Ebola: le FMI sous pression pour alléger la dette des pays africains

[dropcap]L[/dropcap]e FMI se retrouve pressé de toutes parts d’alléger la dette des trois pays africains les plus touchés par Ebola, à l’heure où sa responsabilité dans la propagation rapide de l’épidémie est pointée du doigt.

Christine Lagarde, Directrice Générale du FMI.

Les appels à la clémence budgétaire ne se limitent pas aux ONG de lutte contre la pauvreté: une commission de l’ONU a estimé à la mi-décembre qu’une « annulation » de la dette de la Guinée, de la Sierra Leone et du Liberia devait être « sérieusement envisagée » pour leur donner un peu d’air.

Surtout, les Etats-Unis sont eux-mêmes montés au créneau en exhortant le Fonds monétaire international à effacer près d’un cinquième de la dette que ces trois pays, tous sous perfusion financière du FMI, doivent à l’institution (plus de 480 millions de dollars au total).

Une telle mesure permettrait de « libérer des ressources » pour faire redémarrer l’activité dans la région, où l’épidémie a fait plus de 7. 800 morts, avait expliqué début novembre le secrétaire américain au Trésor, Jacob Lew, dont le pays est le premier actionnaire du FMI.

Réunis en Australie à la mi-novembre, les chefs d’Etat des pays du G20 ont encore accentué la pression en affirmant que la nouvelle enveloppe budgétaire de 300 millions de dollars promise par le Fonds contre Ebola devrait notamment prendre la forme d’un « allègement de dette ».

Ses modalités précises font actuellement l’objet d’une intense réflexion au Fonds, qui pourrait déboucher sur une proposition concrète « en janvier ». « Nos équipes sont en train d’explorer de nouvelles options pour soutenir les pays frappés par Ebola », déclare à l’AFP un porte-parole de l’institution.

– ‘Malentendu’ –

Gardien de l’orthodoxie budgétaire, le FMI doit en réalité étoffer sa boîte à outils, quitte à s’éloigner de son fonctionnement traditionnel qui consiste à prêter à un pays en difficulté et à exiger un remboursement intégral.

Après le tremblement de terre d’Haïti de 2010, le Fonds avait certes créé un mécanisme de gestion des catastrophes naturelles qui lui avait permis d’annuler les 268 millions de dollars de dette que lui devait ce pays des Caraïbes.

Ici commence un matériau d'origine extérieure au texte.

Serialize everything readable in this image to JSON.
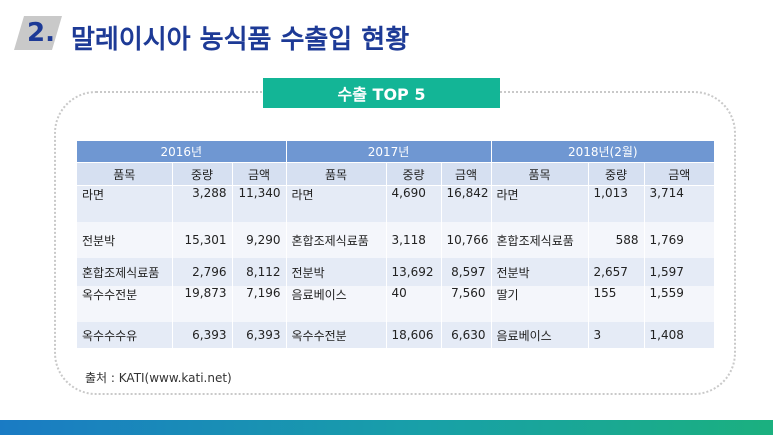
{
  "header": {
    "number": "2.",
    "title": "말레이시아 농식품 수출입 현황"
  },
  "section_label": "수출 TOP 5",
  "table": {
    "years": [
      "2016년",
      "2017년",
      "2018년(2월)"
    ],
    "columns": [
      "품목",
      "중량",
      "금액"
    ],
    "rows": [
      [
        "라면",
        "3,288",
        "11,340",
        "라면",
        "4,690",
        "16,842",
        "라면",
        "1,013",
        "3,714"
      ],
      [
        "전분박",
        "15,301",
        "9,290",
        "혼합조제식료품",
        "3,118",
        "10,766",
        "혼합조제식료품",
        "588",
        "1,769"
      ],
      [
        "혼합조제식료품",
        "2,796",
        "8,112",
        "전분박",
        "13,692",
        "8,597",
        "전분박",
        "2,657",
        "1,597"
      ],
      [
        "옥수수전분",
        "19,873",
        "7,196",
        "음료베이스",
        "40",
        "7,560",
        "딸기",
        "155",
        "1,559"
      ],
      [
        "옥수수수유",
        "6,393",
        "6,393",
        "옥수수전분",
        "18,606",
        "6,630",
        "음료베이스",
        "3",
        "1,408"
      ]
    ]
  },
  "source": "출처 : KATI(www.kati.net)",
  "colors": {
    "title": "#1d3a96",
    "label_bg": "#13b596",
    "header_bg": "#6f97d2",
    "subheader_bg": "#d6e0f1"
  }
}
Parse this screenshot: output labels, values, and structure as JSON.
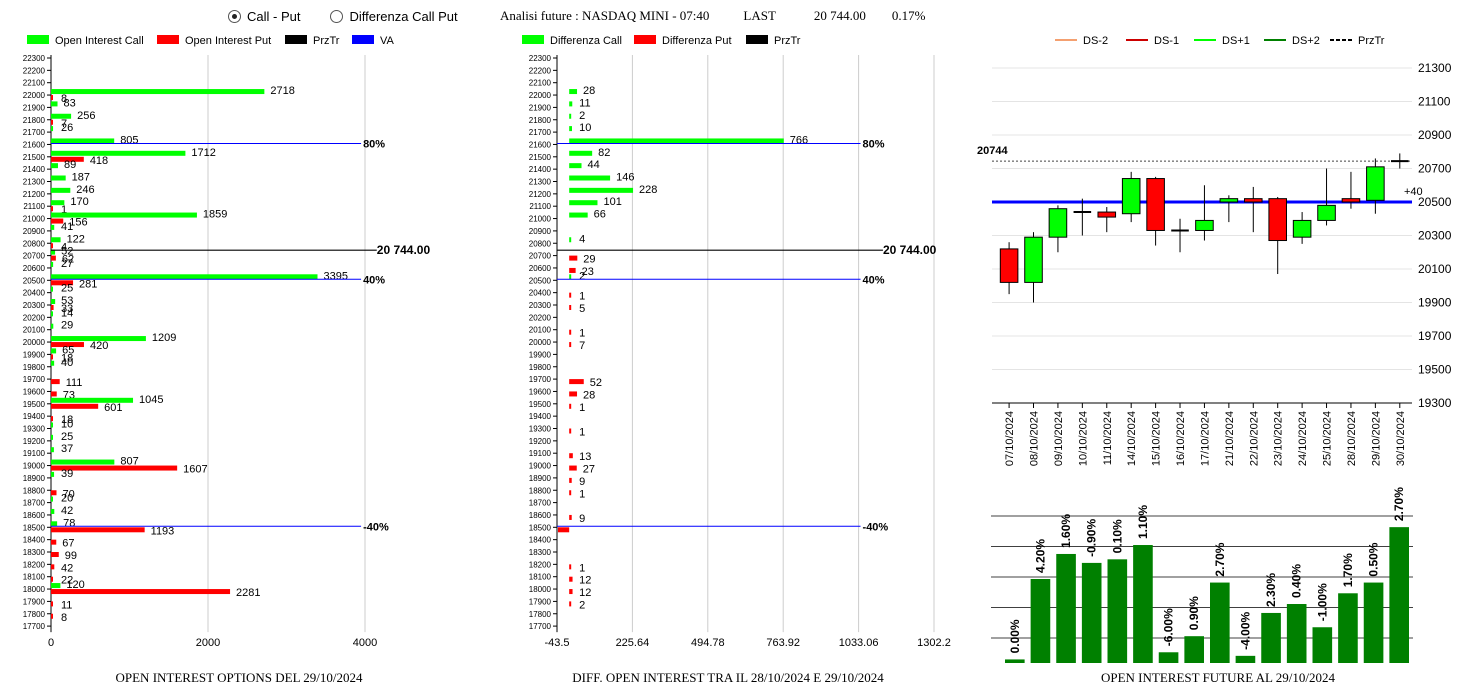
{
  "radio": {
    "option1": "Call - Put",
    "option2": "Differenza Call Put",
    "selected": 1
  },
  "header": {
    "title": "Analisi future : NASDAQ MINI - 07:40",
    "last_label": "LAST",
    "last_value": "20 744.00",
    "change": "0.17%"
  },
  "captions": {
    "left": "OPEN INTEREST OPTIONS DEL 29/10/2024",
    "middle": "DIFF. OPEN INTEREST TRA IL 28/10/2024 E 29/10/2024",
    "right": "OPEN INTEREST FUTURE AL 29/10/2024"
  },
  "colors": {
    "green": "#00ff00",
    "red": "#ff0000",
    "black": "#000000",
    "blue": "#0000ff",
    "bar_green": "#008000",
    "ds_minus2": "#f4a070"
  },
  "chart_data": [
    {
      "type": "bar",
      "orientation": "horizontal",
      "legend": [
        "Open Interest Call",
        "Open Interest Put",
        "PrzTr",
        "VA"
      ],
      "categories": [
        "22300",
        "22200",
        "22100",
        "22000",
        "21900",
        "21800",
        "21700",
        "21600",
        "21500",
        "21400",
        "21300",
        "21200",
        "21100",
        "21000",
        "20900",
        "20800",
        "20700",
        "20600",
        "20500",
        "20400",
        "20300",
        "20200",
        "20100",
        "20000",
        "19900",
        "19800",
        "19700",
        "19600",
        "19500",
        "19400",
        "19300",
        "19200",
        "19100",
        "19000",
        "18900",
        "18800",
        "18700",
        "18600",
        "18500",
        "18400",
        "18300",
        "18200",
        "18100",
        "18000",
        "17900",
        "17800",
        "17700"
      ],
      "series": [
        {
          "name": "Open Interest Call",
          "values": [
            0,
            0,
            0,
            2718,
            83,
            256,
            26,
            805,
            1712,
            89,
            187,
            246,
            170,
            1859,
            41,
            122,
            52,
            27,
            3395,
            25,
            53,
            14,
            29,
            1209,
            65,
            40,
            0,
            0,
            1045,
            0,
            10,
            25,
            37,
            807,
            39,
            0,
            20,
            42,
            78,
            0,
            0,
            0,
            0,
            120,
            0,
            0,
            0
          ]
        },
        {
          "name": "Open Interest Put",
          "values": [
            0,
            0,
            0,
            8,
            0,
            7,
            0,
            0,
            418,
            0,
            0,
            0,
            1,
            156,
            0,
            4,
            62,
            0,
            281,
            0,
            33,
            0,
            0,
            420,
            18,
            0,
            111,
            73,
            601,
            18,
            0,
            0,
            0,
            1607,
            0,
            70,
            0,
            0,
            1193,
            67,
            99,
            42,
            22,
            2281,
            11,
            8,
            0
          ]
        }
      ],
      "ticks": [
        "0",
        "2000",
        "4000"
      ],
      "xlim": [
        0,
        4000
      ],
      "price_line": {
        "value": 20744,
        "label": "20 744.00"
      },
      "va_lines": [
        {
          "level": "21600",
          "label": "80%"
        },
        {
          "level": "20500",
          "label": "40%"
        },
        {
          "level": "18500",
          "label": "-40%"
        }
      ]
    },
    {
      "type": "bar",
      "orientation": "horizontal",
      "legend": [
        "Differenza Call",
        "Differenza Put",
        "PrzTr"
      ],
      "categories": [
        "22300",
        "22200",
        "22100",
        "22000",
        "21900",
        "21800",
        "21700",
        "21600",
        "21500",
        "21400",
        "21300",
        "21200",
        "21100",
        "21000",
        "20900",
        "20800",
        "20700",
        "20600",
        "20500",
        "20400",
        "20300",
        "20200",
        "20100",
        "20000",
        "19900",
        "19800",
        "19700",
        "19600",
        "19500",
        "19400",
        "19300",
        "19200",
        "19100",
        "19000",
        "18900",
        "18800",
        "18700",
        "18600",
        "18500",
        "18400",
        "18300",
        "18200",
        "18100",
        "18000",
        "17900",
        "17800",
        "17700"
      ],
      "series": [
        {
          "name": "Differenza Call",
          "values": [
            0,
            0,
            0,
            28,
            11,
            2,
            10,
            766,
            82,
            44,
            146,
            228,
            101,
            66,
            0,
            4,
            0,
            0,
            2,
            0,
            0,
            0,
            0,
            0,
            0,
            0,
            0,
            0,
            0,
            0,
            0,
            0,
            0,
            0,
            0,
            0,
            0,
            0,
            0,
            0,
            0,
            0,
            0,
            0,
            0,
            0,
            0
          ]
        },
        {
          "name": "Differenza Put",
          "values": [
            0,
            0,
            0,
            0,
            0,
            0,
            0,
            0,
            0,
            0,
            0,
            0,
            0,
            0,
            0,
            0,
            29,
            23,
            0,
            1,
            5,
            0,
            1,
            7,
            0,
            0,
            52,
            28,
            1,
            0,
            1,
            0,
            13,
            27,
            9,
            1,
            0,
            9,
            -40,
            0,
            0,
            1,
            12,
            12,
            2,
            0,
            0
          ]
        }
      ],
      "labels_put": {
        "20700": "2",
        "20600": "23",
        "20700b": "29"
      },
      "ticks": [
        "-43.5",
        "225.64",
        "494.78",
        "763.92",
        "1033.06",
        "1302.2"
      ],
      "xlim": [
        -43.5,
        1302.2
      ],
      "price_line": {
        "value": 20744,
        "label": "20 744.00"
      },
      "va_lines": [
        {
          "level": "21600",
          "label": "80%"
        },
        {
          "level": "20500",
          "label": "40%"
        },
        {
          "level": "18500",
          "label": "-40%"
        }
      ]
    },
    {
      "type": "candlestick",
      "legend": [
        "DS-2",
        "DS-1",
        "DS+1",
        "DS+2",
        "PrzTr"
      ],
      "dates": [
        "07/10/2024",
        "08/10/2024",
        "09/10/2024",
        "10/10/2024",
        "11/10/2024",
        "14/10/2024",
        "15/10/2024",
        "16/10/2024",
        "17/10/2024",
        "21/10/2024",
        "22/10/2024",
        "23/10/2024",
        "24/10/2024",
        "25/10/2024",
        "28/10/2024",
        "29/10/2024",
        "30/10/2024"
      ],
      "candles": [
        {
          "o": 20220,
          "h": 20260,
          "l": 19950,
          "c": 20020
        },
        {
          "o": 20020,
          "h": 20320,
          "l": 19900,
          "c": 20290
        },
        {
          "o": 20290,
          "h": 20480,
          "l": 20200,
          "c": 20460
        },
        {
          "o": 20440,
          "h": 20520,
          "l": 20300,
          "c": 20450
        },
        {
          "o": 20440,
          "h": 20470,
          "l": 20320,
          "c": 20410
        },
        {
          "o": 20430,
          "h": 20680,
          "l": 20380,
          "c": 20640
        },
        {
          "o": 20640,
          "h": 20650,
          "l": 20240,
          "c": 20330
        },
        {
          "o": 20330,
          "h": 20400,
          "l": 20200,
          "c": 20330
        },
        {
          "o": 20330,
          "h": 20600,
          "l": 20270,
          "c": 20390
        },
        {
          "o": 20500,
          "h": 20540,
          "l": 20380,
          "c": 20520
        },
        {
          "o": 20520,
          "h": 20590,
          "l": 20320,
          "c": 20500
        },
        {
          "o": 20520,
          "h": 20530,
          "l": 20070,
          "c": 20270
        },
        {
          "o": 20290,
          "h": 20440,
          "l": 20250,
          "c": 20390
        },
        {
          "o": 20390,
          "h": 20700,
          "l": 20360,
          "c": 20480
        },
        {
          "o": 20520,
          "h": 20680,
          "l": 20460,
          "c": 20500
        },
        {
          "o": 20510,
          "h": 20760,
          "l": 20430,
          "c": 20710
        },
        {
          "o": 20744,
          "h": 20790,
          "l": 20700,
          "c": 20744
        }
      ],
      "yticks": [
        "21300",
        "21100",
        "20900",
        "20700",
        "20500",
        "20300",
        "20100",
        "19900",
        "19700",
        "19500",
        "19300"
      ],
      "ylim": [
        19300,
        21340
      ],
      "current_label": "20744",
      "current_value": 20744,
      "blue_line": 20500,
      "blue_label": "+40"
    },
    {
      "type": "bar",
      "categories": [
        "07/10",
        "08/10",
        "09/10",
        "10/10",
        "11/10",
        "14/10",
        "15/10",
        "16/10",
        "17/10",
        "21/10",
        "22/10",
        "23/10",
        "24/10",
        "25/10",
        "28/10",
        "29/10"
      ],
      "values": [
        0.2,
        4.7,
        6.1,
        5.6,
        5.8,
        6.6,
        0.6,
        1.5,
        4.5,
        0.4,
        2.8,
        3.3,
        2.0,
        3.9,
        4.5,
        7.6
      ],
      "labels": [
        "0.00%",
        "4.20%",
        "1.60%",
        "-0.90%",
        "0.10%",
        "1.10%",
        "-6.00%",
        "0.90%",
        "2.70%",
        "-4.00%",
        "2.30%",
        "0.40%",
        "-1.00%",
        "1.70%",
        "0.50%",
        "2.70%"
      ],
      "ylim": [
        0,
        8
      ]
    }
  ]
}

Mais ce mécanisme doit aujourd’hui être réformé. En l’état, il n’est censé répondre qu’aux catastrophes naturelles « dévastatrices », selon le FMI, et est inopérant dans le cas d’une épidémie comme celle d’Ebola.

Selon ses promoteurs, un allègement de dette du FMI permettrait d’épauler les pays victimes d’Ebola en évitant de les étrangler financièrement avec des prêts, même ceux à taux zéro.

« Le problème d’utiliser des prêts pour aider des pays pauvres tient au fait qu’ils doivent rembourser le moindre centime même si leur situation s’aggrave », explique à l’AFP David Roodman, conseiller indépendant sur le développement.

Sierra Leone et Guinée ont ainsi dû continuer à honorer leurs échéances financières vis-à-vis du FMI en 2014 malgré la crise Ebola, selon le site internet de l’institution.

Autre pourvoyeur d’aide pour les pays touchés par l’épidémie, la Banque mondiale assure l’avoir compris: elle dit avoir mobilisé 500 millions de dollars d’aide sous forme de dons « qui n’auront jamais à être repayés », affirme à l’AFP un de ses porte-parole, Phil Hay.

Le changement pourrait s’avérer plus difficile pour le FMI. « C’est un peu comme de demander à un banquier de se préparer à ne pas être remboursé. Ca va contre sa nature », souligne M. Roodman.

L’enjeu n’est toutefois pas mince pour les pays bénéficiaires. « Le grand mérite d’une aide financière via un allègement de dette est qu’elle permet des investissements sur le long terme dans les systèmes de santé et dans la prévention des maladies », déclare à l’AFP Eric LeCompte, directeur exécutif de Jubilee USA, une organisation de lutte contre la pauvreté.

Cela tombe à point nommé pour le FMI, dont les cures d’austérité des années 80-90 sont accusées d’avoir mis à plat les systèmes de santé en Afrique de l’ouest, favorisant la propagation actuelle d’Ebola.

Ce sont en tout cas les conclusions d’une récente étude menée par trois établissements britanniques et que le Fonds a catégoriquement rejetées en assurant qu’elles procédaient d’un « malentendu » et en défendant l’innocuité de ses remèdes.